Les parties exposent dans leurs mémoires l'objet du litige, leurs prétentions et leurs conclusions. Chacune doit joindre à son mémoire une copie des pièces et les extraits de la preuve nécessaires à la détermination des questions en litige.

L'appelant doit, de plus, joindre à son mémoire copie des actes de procédure de la contestation liée, du jugement frappé d'appel et, le cas échéant, des notes produites par le juge ou, s'ils ont été donnés oralement, de la transcription ou de la traduction des motifs du jugement.

Les mémoires doivent être préparés en la manière prévue par les règles de pratique. Ils peuvent, en tout ou en partie, être préparés et produits sur un support informatique si toutes les parties y consentent et qu'un juge de la Cour d'appel l'autorise.                                                                                     [Je souligne]

 

[25]           Certes, les intimés n'avaient pas à former un appel incident pour débattre devant la Cour d'un moyen non retenu par le jugement entrepris[4], mais le cas échéant, ils avaient l'obligation, aux termes de l'article 507 C.p.c., de joindre à leur mémoire les extraits de la preuve nécessaires à la détermination des moyens qu'ils soumettaient.
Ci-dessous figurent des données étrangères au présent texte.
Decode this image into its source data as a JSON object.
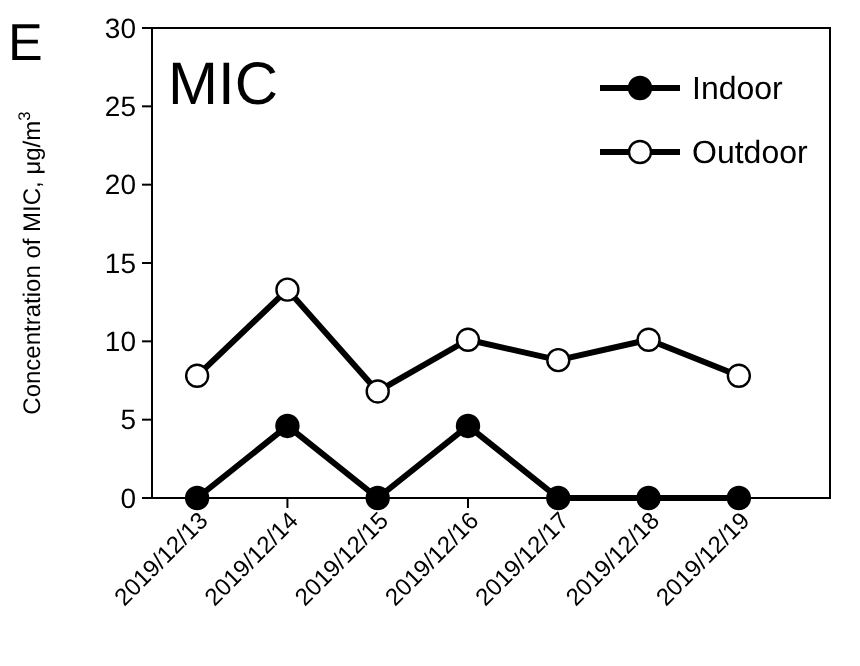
{
  "chart_data": {
    "type": "line",
    "title": "MIC",
    "ylabel": "Concentration of MIC, μg/m$^{3}$",
    "annotations": [
      "E"
    ],
    "categories": [
      "2019/12/13",
      "2019/12/14",
      "2019/12/15",
      "2019/12/16",
      "2019/12/17",
      "2019/12/18",
      "2019/12/19"
    ],
    "series": [
      {
        "name": "Indoor",
        "color": "#000000",
        "values": [
          0,
          4.6,
          0,
          4.6,
          0,
          0,
          0
        ]
      },
      {
        "name": "Outdoor",
        "color": "#000000",
        "values": [
          7.8,
          13.3,
          6.8,
          10.1,
          8.8,
          10.1,
          7.8
        ]
      }
    ],
    "ylim": [
      0,
      30
    ],
    "yticks": [
      0,
      5,
      10,
      15,
      20,
      25,
      30
    ],
    "grid": false,
    "legend": "top right",
    "line_style": "solid",
    "marker": "circle"
  }
}
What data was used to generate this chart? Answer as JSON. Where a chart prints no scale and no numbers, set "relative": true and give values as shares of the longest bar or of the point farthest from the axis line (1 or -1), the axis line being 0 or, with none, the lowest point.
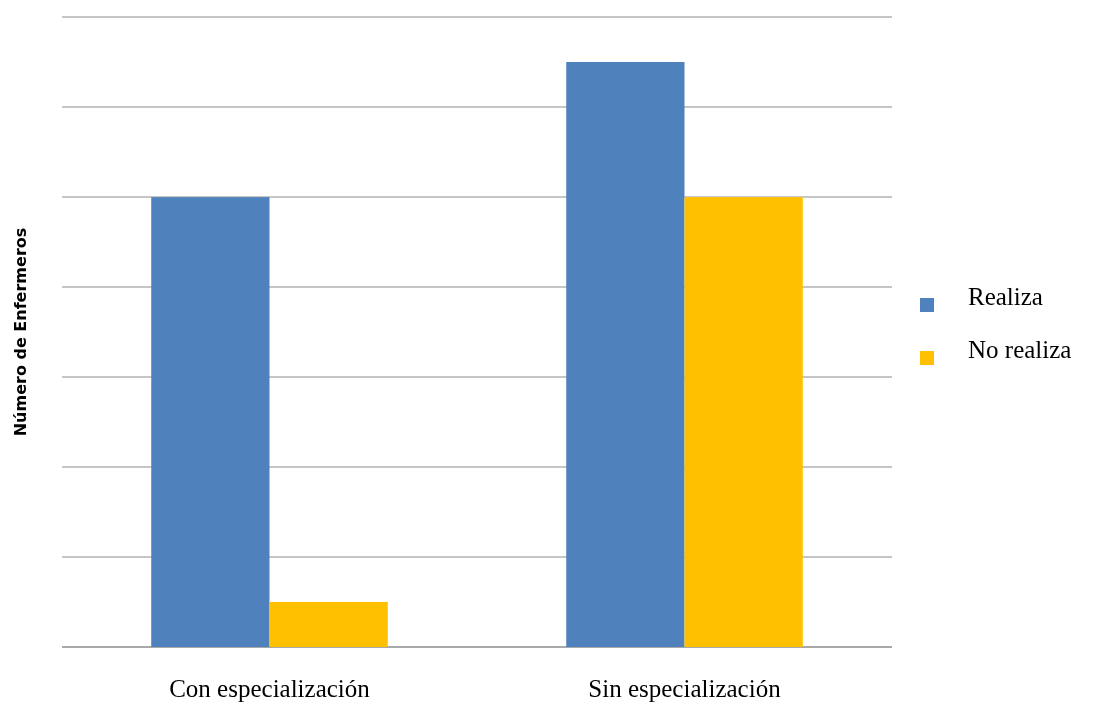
{
  "chart_data": {
    "type": "bar",
    "ylabel": "Número de Enfermeros",
    "categories": [
      "Con especialización",
      "Sin especialización"
    ],
    "relative": true,
    "grid": "y",
    "legend": "right",
    "series": [
      {
        "name": "Realiza",
        "color": "#4f81bd",
        "values": [
          0.769,
          1
        ]
      },
      {
        "name": "No realiza",
        "color": "#ffc000",
        "values": [
          0.077,
          0.769
        ]
      }
    ]
  }
}
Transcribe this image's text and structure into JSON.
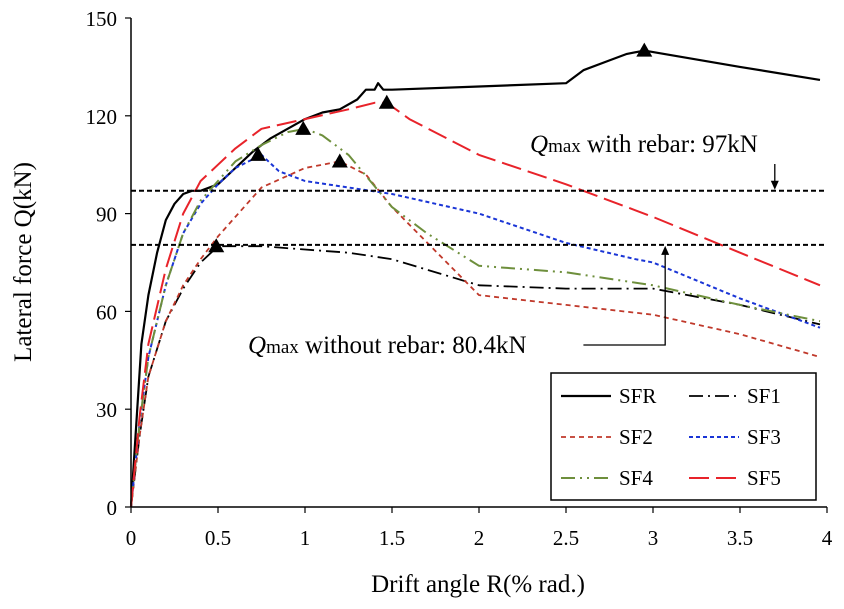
{
  "chart_data": {
    "type": "line",
    "title": "",
    "xlabel": "Drift angle R(% rad.)",
    "ylabel": "Lateral force Q(kN)",
    "xlim": [
      0,
      4
    ],
    "ylim": [
      0,
      150
    ],
    "xticks": [
      0,
      0.5,
      1,
      1.5,
      2,
      2.5,
      3,
      3.5,
      4
    ],
    "xtick_labels": [
      "0",
      "0.5",
      "1",
      "1.5",
      "2",
      "2.5",
      "3",
      "3.5",
      "4"
    ],
    "yticks": [
      0,
      30,
      60,
      90,
      120,
      150
    ],
    "ytick_labels": [
      "0",
      "30",
      "60",
      "90",
      "120",
      "150"
    ],
    "grid": false,
    "legend_position": "bottom-right",
    "reference_lines": [
      {
        "y": 97,
        "style": "dashed",
        "color": "#000000",
        "q": "Q",
        "sub": "max",
        "text": " with rebar: 97kN"
      },
      {
        "y": 80.4,
        "style": "dashed",
        "color": "#000000",
        "q": "Q",
        "sub": "max",
        "text": " without rebar: 80.4kN"
      }
    ],
    "series": [
      {
        "name": "SFR",
        "color": "#000000",
        "dash": "",
        "width": 2.2,
        "x": [
          0,
          0.03,
          0.06,
          0.1,
          0.15,
          0.2,
          0.25,
          0.3,
          0.35,
          0.4,
          0.5,
          0.6,
          0.7,
          0.8,
          0.9,
          1.0,
          1.1,
          1.2,
          1.3,
          1.35,
          1.4,
          1.42,
          1.45,
          1.5,
          2.0,
          2.5,
          2.6,
          2.75,
          2.85,
          2.95,
          3.5,
          3.96
        ],
        "y": [
          0,
          25,
          50,
          65,
          78,
          88,
          93,
          96,
          97,
          97,
          99,
          104,
          109,
          113,
          116,
          119,
          121,
          122,
          125,
          128,
          128,
          130,
          128,
          128,
          129,
          130,
          134,
          137,
          139,
          140,
          135,
          131
        ]
      },
      {
        "name": "SF1",
        "color": "#000000",
        "dash": "14 5 2 5",
        "width": 1.8,
        "x": [
          0,
          0.05,
          0.1,
          0.2,
          0.3,
          0.4,
          0.5,
          0.75,
          1.0,
          1.25,
          1.5,
          2.0,
          2.5,
          3.0,
          3.5,
          3.96
        ],
        "y": [
          0,
          22,
          40,
          57,
          67,
          75,
          80,
          80,
          79,
          78,
          76,
          68,
          67,
          67,
          62,
          56
        ]
      },
      {
        "name": "SF2",
        "color": "#c0392b",
        "dash": "5 4",
        "width": 1.8,
        "x": [
          0,
          0.05,
          0.1,
          0.2,
          0.3,
          0.4,
          0.5,
          0.75,
          1.0,
          1.2,
          1.35,
          1.5,
          2.0,
          2.5,
          3.0,
          3.5,
          3.96
        ],
        "y": [
          0,
          22,
          40,
          57,
          68,
          76,
          83,
          98,
          104,
          106,
          102,
          92,
          65,
          62,
          59,
          53,
          46
        ]
      },
      {
        "name": "SF3",
        "color": "#1a35d6",
        "dash": "4 3",
        "width": 2,
        "x": [
          0,
          0.05,
          0.1,
          0.2,
          0.3,
          0.4,
          0.5,
          0.6,
          0.75,
          0.85,
          1.0,
          1.25,
          1.5,
          2.0,
          2.5,
          2.9,
          3.0,
          3.5,
          3.96
        ],
        "y": [
          0,
          26,
          46,
          68,
          84,
          93,
          99,
          104,
          108,
          103,
          100,
          98,
          96,
          90,
          81,
          76,
          75,
          64,
          55
        ]
      },
      {
        "name": "SF4",
        "color": "#6e8f3c",
        "dash": "14 5 2 5 2 5",
        "width": 2,
        "x": [
          0,
          0.05,
          0.1,
          0.2,
          0.3,
          0.4,
          0.5,
          0.6,
          0.75,
          0.9,
          1.0,
          1.1,
          1.25,
          1.5,
          1.7,
          2.0,
          2.5,
          3.0,
          3.5,
          3.96
        ],
        "y": [
          0,
          26,
          46,
          68,
          84,
          94,
          100,
          106,
          111,
          115,
          116,
          114,
          108,
          92,
          84,
          74,
          72,
          68,
          62,
          57
        ]
      },
      {
        "name": "SF5",
        "color": "#e8232a",
        "dash": "20 7",
        "width": 2,
        "x": [
          0,
          0.05,
          0.1,
          0.2,
          0.3,
          0.4,
          0.5,
          0.6,
          0.75,
          1.0,
          1.25,
          1.4,
          1.47,
          1.6,
          2.0,
          2.5,
          3.0,
          3.5,
          3.96
        ],
        "y": [
          0,
          28,
          50,
          73,
          90,
          100,
          105,
          110,
          116,
          119,
          122,
          124,
          124,
          119,
          108,
          99,
          89,
          78,
          68
        ]
      }
    ],
    "peak_markers": [
      {
        "x": 2.95,
        "y": 140
      },
      {
        "x": 0.49,
        "y": 80
      },
      {
        "x": 1.2,
        "y": 106
      },
      {
        "x": 0.73,
        "y": 108
      },
      {
        "x": 0.99,
        "y": 116
      },
      {
        "x": 1.47,
        "y": 124
      }
    ]
  }
}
[26]           En conséquence, ce moyen préliminaire des intimés doit être écarté et le pourvoi doit être tranché en fonction des réponses aux questions communes ci-haut mentionnées.

 

 

L'ASSURÉ NANTEL

 

 

[27]           Depuis plusieurs années, M. Nantel (Nantel) assurait la vie de son cheval par l'intermédiaire du cabinet Ducharme et Fortier inc.  Marie-Josée Hinse (Hinse) est la personne du cabinet attitrée au dossier de Nantel.  Lors du renouvellement de la police d'assurance pour la période débutant le 12 septembre 2001, le cheval avait 17 ans et 8 mois.
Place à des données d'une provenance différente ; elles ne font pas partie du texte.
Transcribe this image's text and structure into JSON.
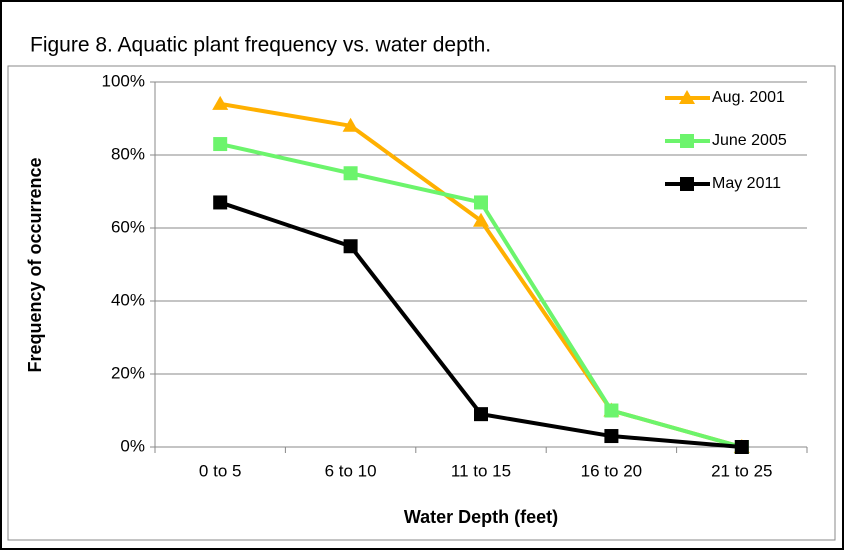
{
  "chart_data": {
    "type": "line",
    "title": "Figure 8.  Aquatic plant frequency vs. water depth.",
    "x_label": "Water Depth (feet)",
    "y_label": "Frequency of occurrence",
    "categories": [
      "0 to 5",
      "6 to 10",
      "11 to 15",
      "16 to 20",
      "21 to 25"
    ],
    "series": [
      {
        "name": "Aug. 2001",
        "color": "#ffb000",
        "marker": "triangle",
        "values": [
          94,
          88,
          62,
          10,
          0
        ]
      },
      {
        "name": "June 2005",
        "color": "#6cf46c",
        "marker": "square",
        "values": [
          83,
          75,
          67,
          10,
          0
        ]
      },
      {
        "name": "May 2011",
        "color": "#000000",
        "marker": "square",
        "values": [
          67,
          55,
          9,
          3,
          0
        ]
      }
    ],
    "ylim": [
      0,
      100
    ],
    "yticks": [
      {
        "value": 0,
        "label": "0%"
      },
      {
        "value": 20,
        "label": "20%"
      },
      {
        "value": 40,
        "label": "40%"
      },
      {
        "value": 60,
        "label": "60%"
      },
      {
        "value": 80,
        "label": "80%"
      },
      {
        "value": 100,
        "label": "100%"
      }
    ],
    "grid": true
  }
}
[28]           Le risque garanti ne couvrait la bête uniquement si celle-ci avait entre 90 jours et 17 ans.

[29]           Cette police fut renouvelée pour 2002 (12 septembre 2002 au 12 septembre 2003).  Ce renouvellement prit la forme d'une proposition soumise par un courtier grossiste qui fut acceptée par Nantel.

[30]           À la suite d'une fracture subie le 21 décembre 2002, le cheval fut euthanasié.
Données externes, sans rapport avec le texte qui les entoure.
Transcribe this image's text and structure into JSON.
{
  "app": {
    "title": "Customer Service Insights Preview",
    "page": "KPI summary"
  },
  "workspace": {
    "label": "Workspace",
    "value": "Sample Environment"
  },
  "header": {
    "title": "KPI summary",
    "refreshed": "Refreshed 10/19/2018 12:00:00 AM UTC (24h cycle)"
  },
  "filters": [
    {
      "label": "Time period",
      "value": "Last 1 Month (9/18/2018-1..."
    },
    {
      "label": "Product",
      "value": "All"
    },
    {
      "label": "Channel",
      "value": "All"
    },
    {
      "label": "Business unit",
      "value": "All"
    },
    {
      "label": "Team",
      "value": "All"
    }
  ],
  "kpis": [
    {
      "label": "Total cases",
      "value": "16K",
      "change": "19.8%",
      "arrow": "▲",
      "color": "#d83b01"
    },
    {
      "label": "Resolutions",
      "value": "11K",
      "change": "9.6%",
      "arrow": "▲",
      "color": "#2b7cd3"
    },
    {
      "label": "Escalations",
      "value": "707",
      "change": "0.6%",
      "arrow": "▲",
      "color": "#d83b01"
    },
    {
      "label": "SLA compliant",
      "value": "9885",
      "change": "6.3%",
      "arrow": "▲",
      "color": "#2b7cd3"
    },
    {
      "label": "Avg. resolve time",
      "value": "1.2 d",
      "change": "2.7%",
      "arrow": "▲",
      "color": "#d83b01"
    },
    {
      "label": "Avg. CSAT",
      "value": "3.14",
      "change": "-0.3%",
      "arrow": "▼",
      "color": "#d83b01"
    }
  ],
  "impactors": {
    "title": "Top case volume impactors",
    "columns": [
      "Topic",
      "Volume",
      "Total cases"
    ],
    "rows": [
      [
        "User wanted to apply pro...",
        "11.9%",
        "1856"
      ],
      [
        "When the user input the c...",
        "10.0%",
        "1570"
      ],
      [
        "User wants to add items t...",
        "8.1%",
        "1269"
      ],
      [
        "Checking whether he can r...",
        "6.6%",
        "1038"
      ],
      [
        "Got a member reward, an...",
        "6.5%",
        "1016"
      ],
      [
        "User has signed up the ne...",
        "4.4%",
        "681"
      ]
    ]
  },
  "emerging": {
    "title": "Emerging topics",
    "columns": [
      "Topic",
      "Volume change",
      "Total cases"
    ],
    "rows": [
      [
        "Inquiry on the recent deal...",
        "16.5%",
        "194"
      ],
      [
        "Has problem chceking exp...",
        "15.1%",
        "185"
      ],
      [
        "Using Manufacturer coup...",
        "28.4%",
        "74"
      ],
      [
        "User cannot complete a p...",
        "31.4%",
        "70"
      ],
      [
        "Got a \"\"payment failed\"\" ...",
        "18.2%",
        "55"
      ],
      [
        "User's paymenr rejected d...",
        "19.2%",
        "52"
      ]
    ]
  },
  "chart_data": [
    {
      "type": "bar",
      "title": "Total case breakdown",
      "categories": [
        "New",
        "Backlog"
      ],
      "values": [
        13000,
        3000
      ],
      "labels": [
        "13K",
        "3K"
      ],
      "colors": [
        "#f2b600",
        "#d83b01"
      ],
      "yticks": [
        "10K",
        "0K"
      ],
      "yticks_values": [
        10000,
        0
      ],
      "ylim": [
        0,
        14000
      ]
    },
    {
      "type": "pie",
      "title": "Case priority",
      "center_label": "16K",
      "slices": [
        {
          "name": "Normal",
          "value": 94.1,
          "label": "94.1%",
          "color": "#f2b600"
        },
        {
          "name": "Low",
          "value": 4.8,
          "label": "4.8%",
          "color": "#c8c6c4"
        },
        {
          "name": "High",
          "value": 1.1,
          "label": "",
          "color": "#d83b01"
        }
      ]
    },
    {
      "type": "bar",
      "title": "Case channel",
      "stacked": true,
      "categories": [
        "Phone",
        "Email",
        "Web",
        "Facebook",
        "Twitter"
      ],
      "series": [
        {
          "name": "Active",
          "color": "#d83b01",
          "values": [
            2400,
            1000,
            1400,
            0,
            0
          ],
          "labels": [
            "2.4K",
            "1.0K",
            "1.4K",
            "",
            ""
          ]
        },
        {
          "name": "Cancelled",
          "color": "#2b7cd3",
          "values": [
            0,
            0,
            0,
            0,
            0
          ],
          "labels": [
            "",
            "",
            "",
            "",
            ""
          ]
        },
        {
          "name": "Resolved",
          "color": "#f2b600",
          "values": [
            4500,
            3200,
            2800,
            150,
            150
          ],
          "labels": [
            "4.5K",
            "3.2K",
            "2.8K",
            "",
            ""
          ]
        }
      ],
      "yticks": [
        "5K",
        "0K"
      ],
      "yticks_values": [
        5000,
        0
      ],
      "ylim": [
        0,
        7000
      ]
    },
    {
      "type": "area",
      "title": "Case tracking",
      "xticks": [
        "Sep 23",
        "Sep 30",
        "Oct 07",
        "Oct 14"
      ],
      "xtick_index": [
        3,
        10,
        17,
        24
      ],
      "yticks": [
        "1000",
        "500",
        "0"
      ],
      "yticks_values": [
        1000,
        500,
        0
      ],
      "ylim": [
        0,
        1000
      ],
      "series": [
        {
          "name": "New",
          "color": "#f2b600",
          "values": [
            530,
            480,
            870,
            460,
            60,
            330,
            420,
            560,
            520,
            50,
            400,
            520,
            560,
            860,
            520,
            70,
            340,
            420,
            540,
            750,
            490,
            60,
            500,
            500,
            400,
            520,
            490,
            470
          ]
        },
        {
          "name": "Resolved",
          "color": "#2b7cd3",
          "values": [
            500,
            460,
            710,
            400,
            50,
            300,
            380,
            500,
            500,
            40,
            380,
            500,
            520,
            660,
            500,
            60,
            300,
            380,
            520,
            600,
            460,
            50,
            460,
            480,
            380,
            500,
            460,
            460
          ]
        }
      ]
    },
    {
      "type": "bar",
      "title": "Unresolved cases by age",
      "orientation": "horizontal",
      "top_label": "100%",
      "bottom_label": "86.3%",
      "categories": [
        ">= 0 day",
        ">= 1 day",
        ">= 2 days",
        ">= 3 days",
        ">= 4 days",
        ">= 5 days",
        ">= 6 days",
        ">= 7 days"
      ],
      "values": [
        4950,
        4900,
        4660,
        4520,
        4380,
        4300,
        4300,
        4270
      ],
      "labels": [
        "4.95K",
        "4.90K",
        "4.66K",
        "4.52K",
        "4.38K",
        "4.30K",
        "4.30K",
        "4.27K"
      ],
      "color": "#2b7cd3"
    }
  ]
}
[31]           L'assureur refusa de payer l'indemnité en raison de l'âge du cheval.  Il offre de rembourser la prime payée.  Nantel refuse et engage des procédures judiciaires.  Le dossier est réglé en octobre 2003 pour 12 000$.

[32]           Le 11 juin 2004, l'appelante dépose une plainte contre l'intimé Ducharme.  Elle comprend six chefs d'infraction qui sont rédigés ainsi :

 

1. Le ou vers le 12 septembre 2001, lors du renouvellement de la police d’assurance La Citadelle, no EQUI-00710, a fait défaut de prendre ou de s’assurer que Madame Marie-Josée Hinse, employée du cabinet Ducharme & Fortier Inc., agissant auprès de l’assuré André P. Nantel, prenne les moyens requis pour que la garantie offerte par ladite police réponde aux besoins de son client, alors que le cheval assuré avait déjà eu 17 ans au moment de ce renouvellement et que la police offerte contenait une exclusion précise pour un animal de cet âge, le tout en contravention notamment aux dispositions des articles 39 de la Loi sur la distribution de produits et services financiers et des articles 2 et 37(6) du Code de déontologie des représentants en assurance de dommages.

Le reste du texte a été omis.